It’s time, I’m back.
I have some unfinished business that I need to get handled and I want this to be a record of that process.
When I left the game years ago I was relatively happy with what I’d attained from my time in it. A beautiful girlfriend with a character I admired. I’d developed myself from a super-shy awkward and introverted guy to a pretty well-balanced person who could be extroverted when I wanted to be and also able to meet and date beautiful women, and skilful and brave enough to meet them in socially challenging scenarios. I had a friendship group with some of the coolest guys I could hope to know, I travelled a lot and I’d built a career that could more than support my lifestyle including some very rewarding and interesting side-hustles.
Obviously over time, goals change, and I changed.

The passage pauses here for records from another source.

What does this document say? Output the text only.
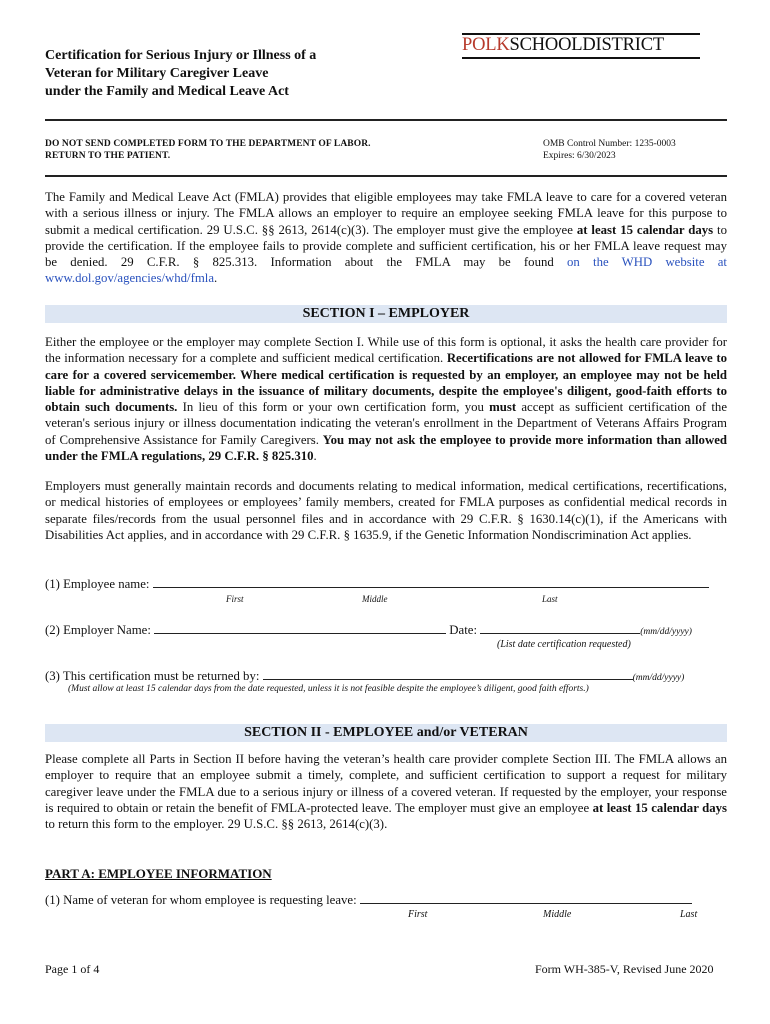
Certification for Serious Injury or Illness of a
Veteran for Military Caregiver Leave
under the Family and Medical Leave Act
POLKSCHOOLDISTRICT
DO NOT SEND COMPLETED FORM TO THE DEPARTMENT OF LABOR.
RETURN TO THE PATIENT.
OMB Control Number: 1235-0003
Expires: 6/30/2023
The Family and Medical Leave Act (FMLA) provides that eligible employees may take FMLA leave to care for a covered veteran with a serious illness or injury. The FMLA allows an employer to require an employee seeking FMLA leave for this purpose to submit a medical certification. 29 U.S.C. §§ 2613, 2614(c)(3). The employer must give the employee at least 15 calendar days to provide the certification. If the employee fails to provide complete and sufficient certification, his or her FMLA leave request may be denied. 29 C.F.R. § 825.313. Information about the FMLA may be found on the WHD website at www.dol.gov/agencies/whd/fmla.
SECTION I – EMPLOYER
Either the employee or the employer may complete Section I. While use of this form is optional, it asks the health care provider for the information necessary for a complete and sufficient medical certification. Recertifications are not allowed for FMLA leave to care for a covered servicemember. Where medical certification is requested by an employer, an employee may not be held liable for administrative delays in the issuance of military documents, despite the employee's diligent, good-faith efforts to obtain such documents. In lieu of this form or your own certification form, you must accept as sufficient certification of the veteran's serious injury or illness documentation indicating the veteran's enrollment in the Department of Veterans Affairs Program of Comprehensive Assistance for Family Caregivers. You may not ask the employee to provide more information than allowed under the FMLA regulations, 29 C.F.R. § 825.310.
Employers must generally maintain records and documents relating to medical information, medical certifications, recertifications, or medical histories of employees or employees’ family members, created for FMLA purposes as confidential medical records in separate files/records from the usual personnel files and in accordance with 29 C.F.R. § 1630.14(c)(1), if the Americans with Disabilities Act applies, and in accordance with 29 C.F.R. § 1635.9, if the Genetic Information Nondiscrimination Act applies.
(1) Employee name:
First	Middle	Last
(2) Employer Name:	Date:	(mm/dd/yyyy)
(List date certification requested)
(3) This certification must be returned by:	(mm/dd/yyyy)
(Must allow at least 15 calendar days from the date requested, unless it is not feasible despite the employee’s diligent, good faith efforts.)
SECTION II - EMPLOYEE and/or VETERAN
Please complete all Parts in Section II before having the veteran’s health care provider complete Section III. The FMLA allows an employer to require that an employee submit a timely, complete, and sufficient certification to support a request for military caregiver leave under the FMLA due to a serious injury or illness of a covered veteran. If requested by the employer, your response is required to obtain or retain the benefit of FMLA-protected leave. The employer must give an employee at least 15 calendar days to return this form to the employer. 29 U.S.C. §§ 2613, 2614(c)(3).
PART A: EMPLOYEE INFORMATION
(1) Name of veteran for whom employee is requesting leave:
First	Middle	Last
Page 1 of 4	Form WH-385-V, Revised June 2020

We never stop being impacted by our development. You’re either growing or dying. As I was coasting and enjoying the hard work of my early and mid-twenties things slowly started unravelling as I hit my early and mid 30’s.
Things didn’t work out with my girlfriend and I broke it off when I was around 29. I can only put this down to the right girl, wrong time. The seeds of the relationship’s demise were there from the beginning as I was in the part of my life’s blueprint where I wanted to be young, free, and single and meet other people. I also knew deep down that I wouldn’t be ready to offer her kids when she would need to make that choice. This conflicted with the obvious and clear fact to myself that I was in the best relationship I’d ever been in by a country mile and wondered if I’d be able to find something so good again. Which is why it took me so long to end it. Partly a lack of being world-wise about the way things work and partly a weakness of character afraid of losing something great in order to do what was right for me, by chasing adventure and stepping into the great unknown.

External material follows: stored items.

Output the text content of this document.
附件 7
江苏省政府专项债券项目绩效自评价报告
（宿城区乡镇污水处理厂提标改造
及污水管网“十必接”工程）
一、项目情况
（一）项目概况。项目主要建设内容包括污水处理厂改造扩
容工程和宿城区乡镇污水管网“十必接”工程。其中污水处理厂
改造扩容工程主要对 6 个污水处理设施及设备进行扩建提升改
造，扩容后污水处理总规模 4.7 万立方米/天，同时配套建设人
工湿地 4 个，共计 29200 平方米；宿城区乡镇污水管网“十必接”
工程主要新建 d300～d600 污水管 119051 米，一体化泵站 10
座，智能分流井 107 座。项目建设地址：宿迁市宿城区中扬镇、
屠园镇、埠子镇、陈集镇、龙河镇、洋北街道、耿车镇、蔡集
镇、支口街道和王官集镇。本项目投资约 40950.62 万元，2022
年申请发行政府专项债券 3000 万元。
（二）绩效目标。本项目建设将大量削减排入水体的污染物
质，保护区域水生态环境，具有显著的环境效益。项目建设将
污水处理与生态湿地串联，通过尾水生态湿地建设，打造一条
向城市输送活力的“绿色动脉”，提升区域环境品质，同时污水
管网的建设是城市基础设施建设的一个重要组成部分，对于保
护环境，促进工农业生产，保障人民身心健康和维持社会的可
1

After we broke up, I should have hit things hard, and I did for a short while, but after an initial burst of daygame with some great successes I stopped. Over the years since then, of all the areas in my life, my social skills to some degree, and my social daring to a large degree took the biggest hit, it slowly crept up on me but it has now left me a fair bit older, and in a weakened position. I can’t go out and meet beautiful women with the same confidence and skill as I could in my prime daygame years. I’ve regressed and the world has moved on as it always does. There are many more people patrolling the streets using the lines and stop which was once so original. Brexit (which don’t get me wrong, I agree with) has resulted in a drop off of hot European girls. I’m also rusty and coming back after all this time, I’m having to face some of the same demons again such as the level 1 stage of approach anxiety strong enough to make me avoid many great opportunities to meet beautiful girls, mental blocks such as imposter syndrome and other limiting beliefs have crept in and taken root. Essentially, I need to do a spring cleaning of my life and provide myself the reference experiences to back up my still-strong-although-with-less-external-reason deep core belief that I’m an absolute baller. Yes, I’m now without having the same environmental factors that complimented my life and value so much before with being in a house full of an incredible and cool gang all skilled and keen on game, but new and different amazing things can be built if I put my mind to it as I have done in the past.

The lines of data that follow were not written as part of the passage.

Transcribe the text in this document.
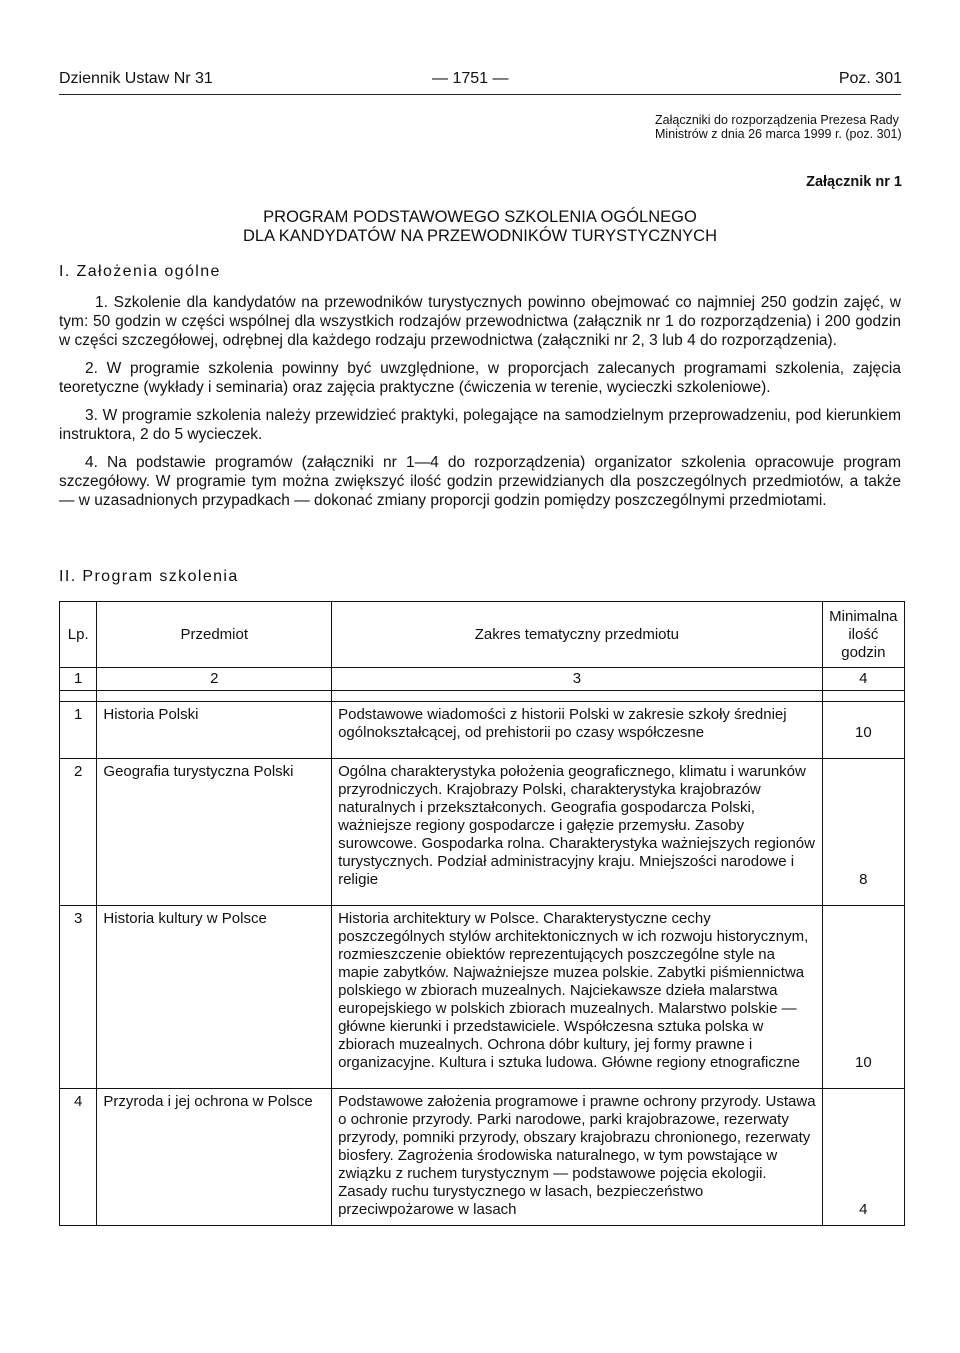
Dziennik Ustaw Nr 31	— 1751 —	Poz. 301
Załączniki do rozporządzenia Prezesa Rady Ministrów z dnia 26 marca 1999 r. (poz. 301)
Załącznik nr 1
PROGRAM PODSTAWOWEGO SZKOLENIA OGÓLNEGO
DLA KANDYDATÓW NA PRZEWODNIKÓW TURYSTYCZNYCH
I. Założenia ogólne

1. Szkolenie dla kandydatów na przewodników turystycznych powinno obejmować co najmniej 250 godzin zajęć, w tym: 50 godzin w części wspólnej dla wszystkich rodzajów przewodnictwa (załącznik nr 1 do rozporządzenia) i 200 godzin w części szczegółowej, odrębnej dla każdego rodzaju przewodnictwa (załączniki nr 2, 3 lub 4 do rozporządzenia).

2. W programie szkolenia powinny być uwzględnione, w proporcjach zalecanych programami szkolenia, zajęcia teoretyczne (wykłady i seminaria) oraz zajęcia praktyczne (ćwiczenia w terenie, wycieczki szkoleniowe).

3. W programie szkolenia należy przewidzieć praktyki, polegające na samodzielnym przeprowadzeniu, pod kierunkiem instruktora, 2 do 5 wycieczek.

4. Na podstawie programów (załączniki nr 1—4 do rozporządzenia) organizator szkolenia opracowuje program szczegółowy. W programie tym można zwiększyć ilość godzin przewidzianych dla poszczególnych przedmiotów, a także — w uzasadnionych przypadkach — dokonać zmiany proporcji godzin pomiędzy poszczególnymi przedmiotami.

II. Program szkolenia
Lp.	Przedmiot	Zakres tematyczny przedmiotu	Minimalna ilość godzin
1	2	3	4

1	Historia Polski	Podstawowe wiadomości z historii Polski w zakresie szkoły średniej ogólnokształcącej, od prehistorii po czasy współczesne	10

2	Geografia turystyczna Polski	Ogólna charakterystyka położenia geograficznego, klimatu i warunków przyrodniczych. Krajobrazy Polski, charakterystyka krajobrazów naturalnych i przekształconych. Geografia gospodarcza Polski, ważniejsze regiony gospodarcze i gałęzie przemysłu. Zasoby surowcowe. Gospodarka rolna. Charakterystyka ważniejszych regionów turystycznych. Podział administracyjny kraju. Mniejszości narodowe i religie	8

3	Historia kultury w Polsce	Historia architektury w Polsce. Charakterystyczne cechy poszczególnych stylów architektonicznych w ich rozwoju historycznym, rozmieszczenie obiektów reprezentujących poszczególne style na mapie zabytków. Najważniejsze muzea polskie. Zabytki piśmiennictwa polskiego w zbiorach muzealnych. Najciekawsze dzieła malarstwa europejskiego w polskich zbiorach muzealnych. Malarstwo polskie — główne kierunki i przedstawiciele. Współczesna sztuka polska w zbiorach muzealnych. Ochrona dóbr kultury, jej formy prawne i organizacyjne. Kultura i sztuka ludowa. Główne regiony etnograficzne	10

4	Przyroda i jej ochrona w Polsce	Podstawowe założenia programowe i prawne ochrony przyrody. Ustawa o ochronie przyrody. Parki narodowe, parki krajobrazowe, rezerwaty przyrody, pomniki przyrody, obszary krajobrazu chronionego, rezerwaty biosfery. Zagrożenia środowiska naturalnego, w tym powstające w związku z ruchem turystycznym — podstawowe pojęcia ekologii. Zasady ruchu turystycznego w lasach, bezpieczeństwo przeciwpożarowe w lasach	4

One of the main reasons my social dynamics have slipped is that I got lazy and began to rely on online game for all my dates. I truly am pretty incredible at online game having achievements such as a challenge I set myself to date 8 girls in a week and ended up dating 10 girls in 6 days. I also dated girls from all around the world including while I was travelling through central and south america. So, I’ve still got skills in game generally, but some of the key skills of approaching and attracting beautiful girls wherever I see them has slipped. Online is also an incredibly inefficient method of dating compared to my old specialism of daygame, and it is an extremely difficult way to find the highest quality girls with any regularity.
So I’m back here in this arena ready to take myself through game 101, particularly daygame, and even more narrowly approaching well. I want to re-find my abilities and skill with daygame to make sure my skills are current and able to support my dating and relationship goals as well as continuing to grow into the man I want to be in the world. I want to embrace the challenges from approaching and setting out to date beautiful women despite the often brutal setbacks and rejections that are part and parcel of any attempt to both bring such high value into your life. Mastering social dynamics, in general, fascinates me, and the reward of achieving this in dating, allowing me to meet a great selection of quality girls, and then when I’m dating several great girls, eventually picking the one that is best for me, sounds a bloody smart plan for my future and a lot of fun too.
This will also be a place to drop my thoughts on life and my other interests that may be valuable for others. I’ve learned some things I think are valuable over the years and I’m going to try and present these and my progress returning to game as transparently and authentically as possible so that I can learn faster and get better quicker by showing and acknowledging my mistakes and getting girls’ and other peoples’ direct feedback to me on this. If others can learn from my journey indirectly and join in on their own journeys based on what I get up to then all the better.